Por unanimidade, a Terceira Turma do Superior Tribunal de Justiça (STJ) afastou a prescrição de cheque datado após a contraordem ao banco e reafirmou a jurisprudência do tribunal que prevê como marco inicial para a contagem do prazo prescricional a data expressamente consignada no espaço reservado para a emissão, conforme tese fixada no Tema 945 dos recursos repetitivos.
No recurso especial, o recorrente alegou que recebeu o cheque de terceiro de forma incompleta – isto é, sem o preenchimento da data de emissão – e totalmente de boa-fé. Assim, colocou como data de emissão fevereiro de 2013, não sabendo que quatro anos antes já havia sido feita contraordem ao banco.
O titular do cheque pediu o reconhecimento da prescrição, por entender que a situação violaria a boa-fé e as disposições da Lei do Cheque, já que a revogação ou contraordem de pagamento representa a manifestação da vontade do emitente de impedir o saque do título.
Princípio da cartularidade
O pedido foi julgado procedente em primeiro grau e no Tribunal de Justiça de Mato Grosso (TJMT), o qual entendeu que o credor agiu com ausência de boa-fé. O acórdão recorrido também fixou a data da contraordem como termo inicial da prescrição.
Segundo a relatora do recurso no STJ, ministra Nancy Andrighi, há muito a jurisprudência admite a existência de cheques incompletos, quando emitidos com a omissão de um dos seus elementos constituintes obrigatórios, permitindo-se o seu preenchimento posterior pelo credor de boa-fé antes de sua cobrança.

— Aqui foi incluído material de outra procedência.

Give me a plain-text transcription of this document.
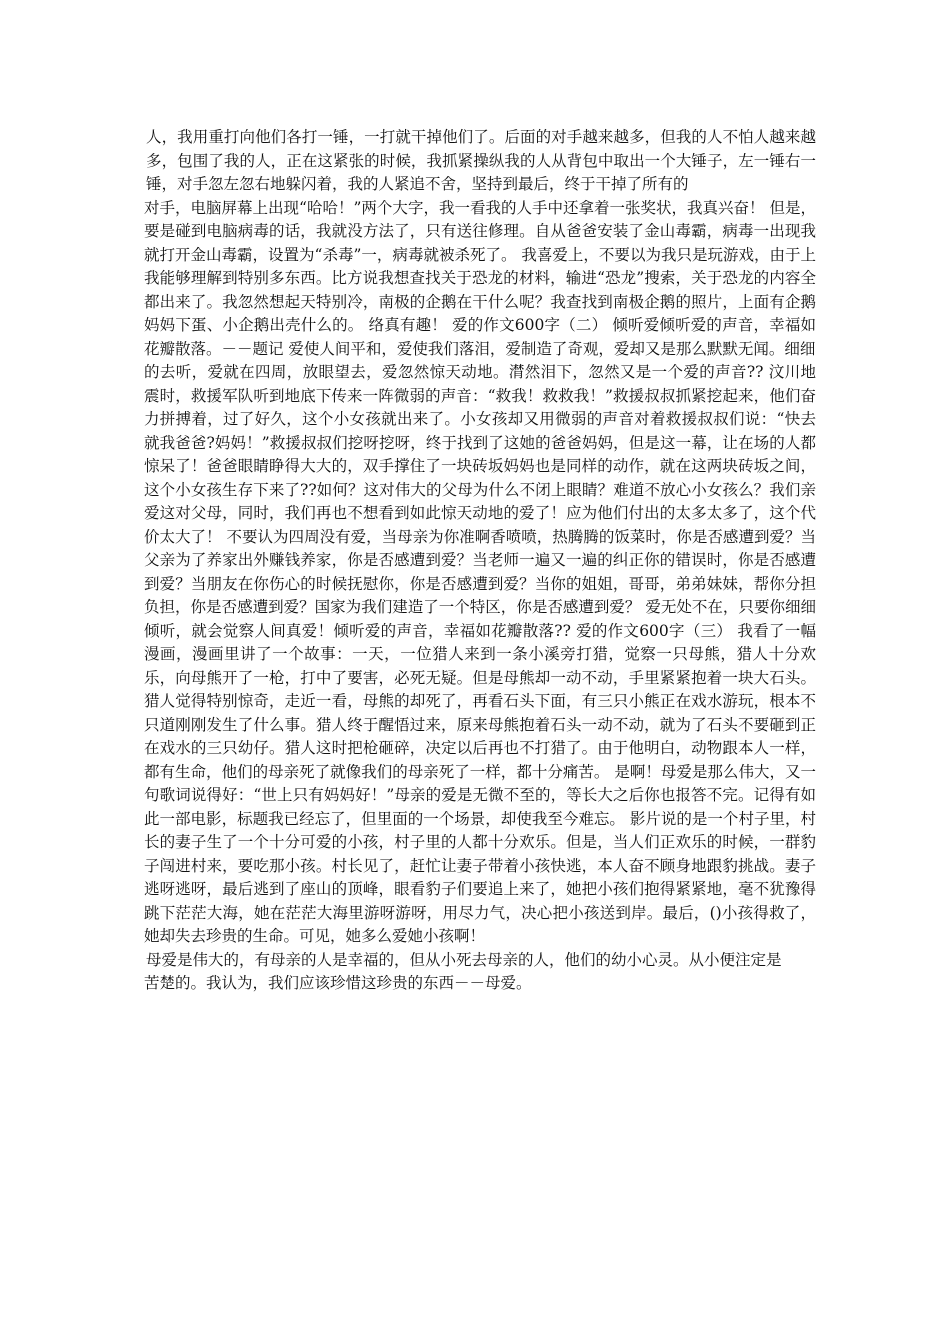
人，我用重打向他们各打一锤，一打就干掉他们了。后面的对手越来越多，但我的人不怕人越来越多，包围了我的人，正在这紧张的时候，我抓紧操纵我的人从背包中取出一个大锤子，左一锤右一锤，对手忽左忽右地躲闪着，我的人紧追不舍，坚持到最后，终于干掉了所有的

对手，电脑屏幕上出现“哈哈！”两个大字，我一看我的人手中还拿着一张奖状，我真兴奋！ 但是，要是碰到电脑病毒的话，我就没方法了，只有送往修理。自从爸爸安装了金山毒霸，病毒一出现我就打开金山毒霸，设置为“杀毒”一，病毒就被杀死了。 我喜爱上，不要以为我只是玩游戏，由于上我能够理解到特别多东西。比方说我想查找关于恐龙的材料，输进“恐龙”搜索，关于恐龙的内容全都出来了。我忽然想起天特别冷，南极的企鹅在干什么呢？我查找到南极企鹅的照片，上面有企鹅妈妈下蛋、小企鹅出壳什么的。 络真有趣！ 爱的作文600字（二） 倾听爱倾听爱的声音，幸福如花瓣散落。－－题记 爱使人间平和，爱使我们落泪，爱制造了奇观，爱却又是那么默默无闻。细细

的去听，爱就在四周，放眼望去，爱忽然惊天动地。潸然泪下，忽然又是一个爱的声音?? 汶川地震时，救援军队听到地底下传来一阵微弱的声音：“救我！救救我！”救援叔叔抓紧挖起来，他们奋力拼搏着，过了好久，这个小女孩就出来了。小女孩却又用微弱的声音对着救援叔叔们说：“快去就我爸爸?妈妈！”救援叔叔们挖呀挖呀，终于找到了这她的爸爸妈妈，但是这一幕，让在场的人都惊呆了！爸爸眼睛睁得大大的，双手撑住了一块砖坂妈妈也是同样的动作，就在这两块砖坂之间，这个小女孩生存下来了??如何？这对伟大的父母为什么不闭上眼睛？难道不放心小女孩么？我们亲爱这对父母，同时，我们再也不想看到如此惊天动地的爱了！应为他们付出的太多太多了，这个代价太大了！ 不要认为四周没有爱，当母亲为你准啊香喷喷，热腾腾的饭菜时，你是否感遭到爱？当父亲为了养家出外赚钱养家，你是否感遭到爱？当老师一遍又一遍的纠正你的错误时，你是否感遭到爱？当朋友在你伤心的时候抚慰你，你是否感遭到爱？当你的姐姐，哥哥，弟弟妹妹，帮你分担负担，你是否感遭到爱？国家为我们建造了一个特区，你是否感遭到爱？ 爱无处不在，只要你细细倾听，就会觉察人间真爱！倾听爱的声音，幸福如花瓣散落?? 爱的作文600字（三） 我看了一幅漫画，漫画里讲了一个故事：一天，一位猎人来到一条小溪旁打猎，觉察一只母熊，猎人十分欢乐，向母熊开了一枪，打中了要害，必死无疑。但是母熊却一动不动，手里紧紧抱着一块大石头。猎人觉得特别惊奇，走近一看，母熊的却死了，再看石头下面，有三只小熊正在戏水游玩，根本不只道刚刚发生了什么事。猎人终于醒悟过来，原来母熊抱着石头一动不动，就为了石头不要砸到正在戏水的三只幼仔。猎人这时把枪砸碎，决定以后再也不打猎了。由于他明白，动物跟本人一样，都有生命，他们的母亲死了就像我们的母亲死了一样，都十分痛苦。 是啊！母爱是那么伟大，又一句歌词说得好：“世上只有妈妈好！”母亲的爱是无微不至的，等长大之后你也报答不完。记得有如此一部电影，标题我已经忘了，但里面的一个场景，却使我至今难忘。 影片说的是一个村子里，村长的妻子生了一个十分可爱的小孩，村子里的人都十分欢乐。但是，当人们正欢乐的时候，一群豹子闯进村来，要吃那小孩。村长见了，赶忙让妻子带着小孩快逃，本人奋不顾身地跟豹挑战。妻子逃呀逃呀，最后逃到了座山的顶峰，眼看豹子们要追上来了，她把小孩们抱得紧紧地，毫不犹豫得跳下茫茫大海，她在茫茫大海里游呀游呀，用尽力气，决心把小孩送到岸。最后，()小孩得救了，她却失去珍贵的生命。可见，她多么爱她小孩啊！

母爱是伟大的，有母亲的人是幸福的，但从小死去母亲的人，他们的幼小心灵。从小便注定是

苦楚的。我认为，我们应该珍惜这珍贵的东西－－母爱。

“De fato, a jurisprudência do STJ vem privilegiando o princípio cambiário da cartularidade, inadmitindo inclusive a ampliação da prescrição do cheque, mesmo diante da prática largamente difundida de pós-datação”, disse em seu voto.
Lacuna legislativa
Para a relatora, a questão em julgamento se encontra em uma lacuna legislativa, uma vez que o parágrafo único do artigo 35 da Lei 7.357/85 dispõe que a contraordem produz efeitos após a expiração do prazo de apresentação do cheque, que é determinado pela data nele constante.
A ministra ainda citou que a doutrina sobre o assunto leva à conclusão de que “o direito deve privilegiar a mais livre e ampla circulação dos títulos de crédito, garantindo a seu portador a segurança de sua aquisição e que o valor nele constante, dentro das regras vigentes, será solvido, independentemente de situações particulares que possam existir no momento em que aquele título foi emitido ou em que ele é apresentado”.
Em seu voto, a relatora entendeu que seria incabível presumir a má-fé do credor pelo fato de o preenchimento do campo designado para a data ter ocorrido após a emissão da contraordem, a qual tem validade apenas quando expirado o prazo de apresentação, que por sua vez depende do preenchimento correto da data de emissão.
“Não pode o julgador deduzir a existência de má-fé pelo portador do cheque pelo simples fato de o preenchimento da data de emissão ocorrer após a contraordem para revogação do cheque, a não ser que determine expressamente a existência de má-fé pelo exequente, ora recorrido”, declarou.
A relatora também apontou em seu voto que os riscos da emissão de cheque incompleto recai sobre seu emitente. Assim, a Terceira Turma deu provimento ao recurso especial para afastar a prescrição e determinar o retorno dos autos ao primeiro grau para análise das demais questões.
Esta notícia refere-se ao(s) processo(s):REsp 1647871
Fonte- STJ- 14/11/2018.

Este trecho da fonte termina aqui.